All three of those companies are working on or have announced voice assistants that sit in people’s houses and talk to them. The boxes – which function as speakers, and look like them too – are meant do everything from asking questions to operating various parts of peoples’ houses.

They represent the future of technology, at least according to some people. And there is reason to be scared, maybe.

Many people are already terrified about the idea that any company is listening to them, through their phone. But it already happens, regularly – Google and Facebook both listen in on their users, for instance, using the sound to help find information but also to better target advertising.

And that concern might become yet more pressing as those same technologies make their way into our living rooms. Google launched its Home speaker at its I/O event last month; Amazon has had its own version of the technology available for months; Apple is rumoured to be working on something similar.

The creepiness of such recording can be laid bare by listening in on all of the recordings that Google has made of your what you've said to it. Something that’s always on and placed in your living room will be able to hear even more.

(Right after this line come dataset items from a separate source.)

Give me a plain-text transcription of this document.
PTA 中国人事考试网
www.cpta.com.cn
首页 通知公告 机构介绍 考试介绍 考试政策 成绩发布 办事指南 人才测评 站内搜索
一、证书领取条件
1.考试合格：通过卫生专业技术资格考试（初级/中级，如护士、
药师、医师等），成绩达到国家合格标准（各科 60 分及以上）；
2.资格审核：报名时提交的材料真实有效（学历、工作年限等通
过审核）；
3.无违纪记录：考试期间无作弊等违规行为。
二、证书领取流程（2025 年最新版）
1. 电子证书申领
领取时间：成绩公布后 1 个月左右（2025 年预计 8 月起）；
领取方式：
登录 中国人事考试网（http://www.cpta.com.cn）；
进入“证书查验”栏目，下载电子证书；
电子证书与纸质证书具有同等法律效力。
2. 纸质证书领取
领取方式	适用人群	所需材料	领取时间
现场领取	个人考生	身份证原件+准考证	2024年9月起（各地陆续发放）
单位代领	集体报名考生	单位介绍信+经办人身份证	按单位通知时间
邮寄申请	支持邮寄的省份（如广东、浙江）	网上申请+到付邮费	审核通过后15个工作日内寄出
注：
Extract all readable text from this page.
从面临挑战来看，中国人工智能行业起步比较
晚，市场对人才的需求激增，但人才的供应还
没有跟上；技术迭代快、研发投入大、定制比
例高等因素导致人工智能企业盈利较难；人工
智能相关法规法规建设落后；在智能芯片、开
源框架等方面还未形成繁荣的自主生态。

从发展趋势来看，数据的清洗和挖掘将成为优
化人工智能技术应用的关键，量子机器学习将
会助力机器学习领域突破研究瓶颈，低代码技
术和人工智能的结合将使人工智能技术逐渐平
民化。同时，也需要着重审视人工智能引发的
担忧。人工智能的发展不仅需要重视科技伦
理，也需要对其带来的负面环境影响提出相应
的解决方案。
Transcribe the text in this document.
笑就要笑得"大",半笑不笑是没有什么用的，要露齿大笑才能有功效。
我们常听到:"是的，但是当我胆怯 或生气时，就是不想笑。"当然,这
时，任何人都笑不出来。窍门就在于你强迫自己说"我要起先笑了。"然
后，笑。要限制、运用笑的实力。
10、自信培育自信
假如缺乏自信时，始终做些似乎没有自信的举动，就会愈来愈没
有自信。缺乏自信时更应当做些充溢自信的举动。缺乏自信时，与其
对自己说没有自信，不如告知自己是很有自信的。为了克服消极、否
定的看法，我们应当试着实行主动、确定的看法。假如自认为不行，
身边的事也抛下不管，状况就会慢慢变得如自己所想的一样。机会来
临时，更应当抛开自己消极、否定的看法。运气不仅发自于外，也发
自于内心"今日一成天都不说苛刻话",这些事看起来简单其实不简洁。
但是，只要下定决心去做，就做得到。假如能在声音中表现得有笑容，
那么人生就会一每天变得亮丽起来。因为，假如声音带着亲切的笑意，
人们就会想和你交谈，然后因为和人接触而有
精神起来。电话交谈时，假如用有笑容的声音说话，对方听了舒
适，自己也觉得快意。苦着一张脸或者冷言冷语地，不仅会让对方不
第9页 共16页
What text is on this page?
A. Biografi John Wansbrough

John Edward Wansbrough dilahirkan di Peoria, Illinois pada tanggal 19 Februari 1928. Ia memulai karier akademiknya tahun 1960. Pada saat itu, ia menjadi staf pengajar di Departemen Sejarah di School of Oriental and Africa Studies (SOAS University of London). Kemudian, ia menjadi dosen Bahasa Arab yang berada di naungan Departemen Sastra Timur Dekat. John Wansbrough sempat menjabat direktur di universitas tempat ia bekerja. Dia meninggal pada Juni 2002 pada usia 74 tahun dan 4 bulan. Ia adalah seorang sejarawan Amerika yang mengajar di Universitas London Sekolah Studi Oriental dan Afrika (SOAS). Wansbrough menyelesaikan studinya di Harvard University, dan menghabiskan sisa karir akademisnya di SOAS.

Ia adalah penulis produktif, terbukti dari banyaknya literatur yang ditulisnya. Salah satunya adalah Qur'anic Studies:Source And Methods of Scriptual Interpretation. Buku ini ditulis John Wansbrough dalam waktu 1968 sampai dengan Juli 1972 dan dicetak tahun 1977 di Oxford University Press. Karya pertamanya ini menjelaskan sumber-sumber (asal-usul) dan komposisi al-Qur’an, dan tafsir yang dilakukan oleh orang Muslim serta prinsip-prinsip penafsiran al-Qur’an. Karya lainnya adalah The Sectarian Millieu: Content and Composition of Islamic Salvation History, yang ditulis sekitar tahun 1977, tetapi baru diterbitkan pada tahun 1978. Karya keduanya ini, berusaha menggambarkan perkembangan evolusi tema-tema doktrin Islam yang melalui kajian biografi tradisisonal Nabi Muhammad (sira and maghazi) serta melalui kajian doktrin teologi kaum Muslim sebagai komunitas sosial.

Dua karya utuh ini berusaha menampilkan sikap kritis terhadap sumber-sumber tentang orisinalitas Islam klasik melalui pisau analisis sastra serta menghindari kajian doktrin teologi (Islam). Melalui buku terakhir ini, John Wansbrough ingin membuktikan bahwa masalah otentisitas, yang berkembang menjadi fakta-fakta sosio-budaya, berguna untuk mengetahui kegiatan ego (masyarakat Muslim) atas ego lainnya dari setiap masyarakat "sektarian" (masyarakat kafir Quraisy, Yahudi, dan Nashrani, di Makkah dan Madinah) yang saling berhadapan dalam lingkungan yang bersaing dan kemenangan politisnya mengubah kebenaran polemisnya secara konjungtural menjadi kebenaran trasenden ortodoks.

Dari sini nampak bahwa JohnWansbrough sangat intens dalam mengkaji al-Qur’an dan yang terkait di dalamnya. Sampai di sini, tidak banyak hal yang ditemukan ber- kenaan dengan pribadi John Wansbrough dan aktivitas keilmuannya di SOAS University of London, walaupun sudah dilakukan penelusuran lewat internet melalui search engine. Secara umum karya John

But the same things that make people worry are exactly the things that people like. It is strange to think of a company listening to you while you have an argument about which person in the house forgot to pick up milk, for instance; but it might be convenient if Amazon could suggest that it orders some for delivery in the next hour.

In the coming months, the decision between privacy and convenience is going to become more and more difficult to make. In almost all cases, getting one means giving up the other – and in the case of extreme convenience, we might be giving up all semblance of a private life.

These kind of privacy invasions are part and parcel of having domestic help, of course, whether or not that help is from a human or from a robot. The difference is that a cleaner or a butler doesn’t usually send your personal information off to their boss so that it can be scanned and catalogued so that they can better target marketing at you.

It will be into this environment that Apple’s rumoured home assistant is launched. And that could cause a problem, because of Apple’s commitment to keep its users data safe and private; a commitment that goes hand-in-hand with its relative lack of expertise in artificial intelligence, machine learning and other ways of manipulating huge amounts of personal data.

Anyone that uses Siri, for instance, will have realised that it isn’t quite as good at searching through information as Google’s own voice assistant. But that is partly because the work and money that Google has thrown at trying to understand us.

Google is able to use exactly the same technology that powers its assistant to power the kinds of advertising that it makes money from. And Amazon can ensure that people are buying things through its Echo box and increase its revenues.

What is Apple's strategy?

Apple has always been far more worried about using its users’ information, and has historically had less reason to because it makes money from selling its products. Its limitations are technical – since it doesn’t have the huge artificial intelligence capabilities that Google has – but they’re also moralistic, in as far as it doesn’t want to send or collect data about its users, and has much less reason to.

But Apple’s dilemma will be our own: data isn’t useful on its own, but only becomes helpful when it’s combined with other things. The trouble is that doing so always means sharing it with someone else – the most helpful assistant is the one that divulges all of our secrets.

The computers are listening. And you’re probably ready to talk.